What happens when, during the next year, "inflation" starts to become a normal part of our vocabulary?
It is already finding its way into the articles of rhe mainstream press. What happens when it becomes the topic of bull sessions at the office, and instead of swapping hot stock tips, people start swapping stories on how to beat the declining value of the dollar? One very common sense result will be that silver will become an INVESTMENT item to normal schlubs like me and you. Not to investment bankers, and hedge funds (they are already playing), but little people, with mortgages and college tuition and car payments and 401 K plans. When THAT public faces the fact that our earning power is on a toboggan ride downhill, then the investing public will wake up and start buying silver to protect from inflation. This will occur in stages, of course. So, long before 10-20% of people buy silver, at least 1% of the American public will buy silver. So, let's look at what would happen to the silver price when one per cent of the American investing public enters the silver market.

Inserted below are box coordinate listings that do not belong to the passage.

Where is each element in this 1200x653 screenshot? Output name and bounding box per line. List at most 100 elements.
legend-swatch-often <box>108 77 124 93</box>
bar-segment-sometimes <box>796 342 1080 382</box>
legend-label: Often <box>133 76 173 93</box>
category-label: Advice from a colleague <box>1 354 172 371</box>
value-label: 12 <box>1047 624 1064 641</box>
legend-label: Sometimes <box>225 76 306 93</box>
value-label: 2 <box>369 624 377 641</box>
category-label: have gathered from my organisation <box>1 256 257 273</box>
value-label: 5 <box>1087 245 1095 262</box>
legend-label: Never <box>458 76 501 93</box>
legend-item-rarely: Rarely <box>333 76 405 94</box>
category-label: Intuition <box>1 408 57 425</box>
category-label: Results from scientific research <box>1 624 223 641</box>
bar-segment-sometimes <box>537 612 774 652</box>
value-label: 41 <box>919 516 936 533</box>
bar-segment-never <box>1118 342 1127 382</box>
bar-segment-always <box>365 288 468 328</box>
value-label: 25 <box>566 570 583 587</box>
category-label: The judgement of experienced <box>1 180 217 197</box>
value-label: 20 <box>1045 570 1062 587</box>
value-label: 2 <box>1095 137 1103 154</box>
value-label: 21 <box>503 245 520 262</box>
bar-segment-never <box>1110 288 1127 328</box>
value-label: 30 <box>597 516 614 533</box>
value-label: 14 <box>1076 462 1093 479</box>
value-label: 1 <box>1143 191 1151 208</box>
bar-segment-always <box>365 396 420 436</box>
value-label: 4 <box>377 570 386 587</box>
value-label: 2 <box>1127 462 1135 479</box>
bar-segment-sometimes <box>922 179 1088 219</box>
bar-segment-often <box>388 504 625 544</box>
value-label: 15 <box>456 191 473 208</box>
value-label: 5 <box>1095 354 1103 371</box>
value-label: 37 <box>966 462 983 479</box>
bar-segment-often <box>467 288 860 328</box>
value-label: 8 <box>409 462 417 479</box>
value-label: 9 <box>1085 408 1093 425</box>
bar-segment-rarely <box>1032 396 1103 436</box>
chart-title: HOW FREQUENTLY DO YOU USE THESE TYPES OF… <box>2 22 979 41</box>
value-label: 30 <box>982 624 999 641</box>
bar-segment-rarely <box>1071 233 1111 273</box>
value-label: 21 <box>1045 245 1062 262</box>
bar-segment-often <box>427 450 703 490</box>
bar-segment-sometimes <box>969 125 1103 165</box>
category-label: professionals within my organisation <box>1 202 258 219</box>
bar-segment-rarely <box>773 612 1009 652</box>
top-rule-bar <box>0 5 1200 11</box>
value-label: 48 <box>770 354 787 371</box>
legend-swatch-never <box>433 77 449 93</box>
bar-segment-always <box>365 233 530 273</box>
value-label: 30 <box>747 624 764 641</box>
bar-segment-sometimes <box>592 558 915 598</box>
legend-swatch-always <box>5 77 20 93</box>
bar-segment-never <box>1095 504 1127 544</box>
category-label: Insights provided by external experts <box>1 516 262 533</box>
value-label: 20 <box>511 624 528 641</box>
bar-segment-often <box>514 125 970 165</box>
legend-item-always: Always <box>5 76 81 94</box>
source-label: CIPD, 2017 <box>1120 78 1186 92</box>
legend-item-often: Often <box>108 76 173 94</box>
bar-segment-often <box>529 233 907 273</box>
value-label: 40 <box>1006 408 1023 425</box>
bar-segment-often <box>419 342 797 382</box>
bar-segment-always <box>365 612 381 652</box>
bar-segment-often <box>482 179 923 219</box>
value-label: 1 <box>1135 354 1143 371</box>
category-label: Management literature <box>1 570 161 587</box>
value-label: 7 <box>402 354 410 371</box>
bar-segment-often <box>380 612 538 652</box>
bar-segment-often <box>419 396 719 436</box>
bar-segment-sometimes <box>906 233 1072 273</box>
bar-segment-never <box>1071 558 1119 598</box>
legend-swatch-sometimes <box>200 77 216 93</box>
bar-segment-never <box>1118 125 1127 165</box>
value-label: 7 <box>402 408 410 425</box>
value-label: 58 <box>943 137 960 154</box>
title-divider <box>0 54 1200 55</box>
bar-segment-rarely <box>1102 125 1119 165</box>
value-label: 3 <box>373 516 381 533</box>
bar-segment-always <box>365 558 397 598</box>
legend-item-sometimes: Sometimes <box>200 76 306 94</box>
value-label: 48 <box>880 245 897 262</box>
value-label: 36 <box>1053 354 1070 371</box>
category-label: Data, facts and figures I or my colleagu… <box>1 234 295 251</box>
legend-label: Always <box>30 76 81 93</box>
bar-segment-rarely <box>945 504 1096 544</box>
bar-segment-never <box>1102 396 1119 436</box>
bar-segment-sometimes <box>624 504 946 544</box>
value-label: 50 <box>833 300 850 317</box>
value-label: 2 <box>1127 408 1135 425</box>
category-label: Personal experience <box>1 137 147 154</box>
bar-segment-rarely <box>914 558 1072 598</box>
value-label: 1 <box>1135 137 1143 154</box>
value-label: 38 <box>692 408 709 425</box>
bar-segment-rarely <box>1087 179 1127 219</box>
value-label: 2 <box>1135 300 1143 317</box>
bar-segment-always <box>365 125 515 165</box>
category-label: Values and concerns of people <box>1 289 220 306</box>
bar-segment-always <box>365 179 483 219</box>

The amount of money in US Banks is about $18 trillion. 1% of that is $180 billion. Let's make an assumption that this 18 T is owned equally by the public (nowhere close, actually, but skewing the numbers here won't mess up the illustration, you get relatively the same numbers if you say that every household in America drops in 2,000 dollars). So, 180 billion dollars of money goes shopping for silver.
So, how much silver is here to buy? Very little, in fact. Silver is an industrial metal. 600 million ounces is consumed annually, and about 700 million ounces is mined. In fact it's mostly all been consumed, so most of what is available to buy each year is the annual new mine supply which is 700 million ounces..... ASSUMING ALL THAT GOES TO INVESTMENT AND NONE TO INDUSTRY.
So, we have $180 billion (or $180,000 million) chasing 700 million ounces of silver. Divide that by 700 ounces of silver and we have a price of $257 per ounce, ONLY ON INVESTMENT DEMAND FROM 1% of the US populace.
But that price would mean that there is no newly mined silver left over for any industrial use, and that nobody else outside of the USA could buy any of the world's newly mined silver. Clearly that can't happen; those two groups would continue to buy silver, competing to buy, and driving up the price even more. That is AT LEAST a double, or over $500 an ounce.
Oh, by the way, the 1980 high for silver was $50/oz. That was when M3, money in the banks, was about $1.8 trillion. Today, the monetary base has increased about ten times higher. Thus, the true inflation adjusted peak for silver would be $500/oz.
There is still room to buy. Don not listen to that crap about gold OR silver being in a "bubble." We are nowhere near that place yet. We have a great deal of economic pain to endure before we get there.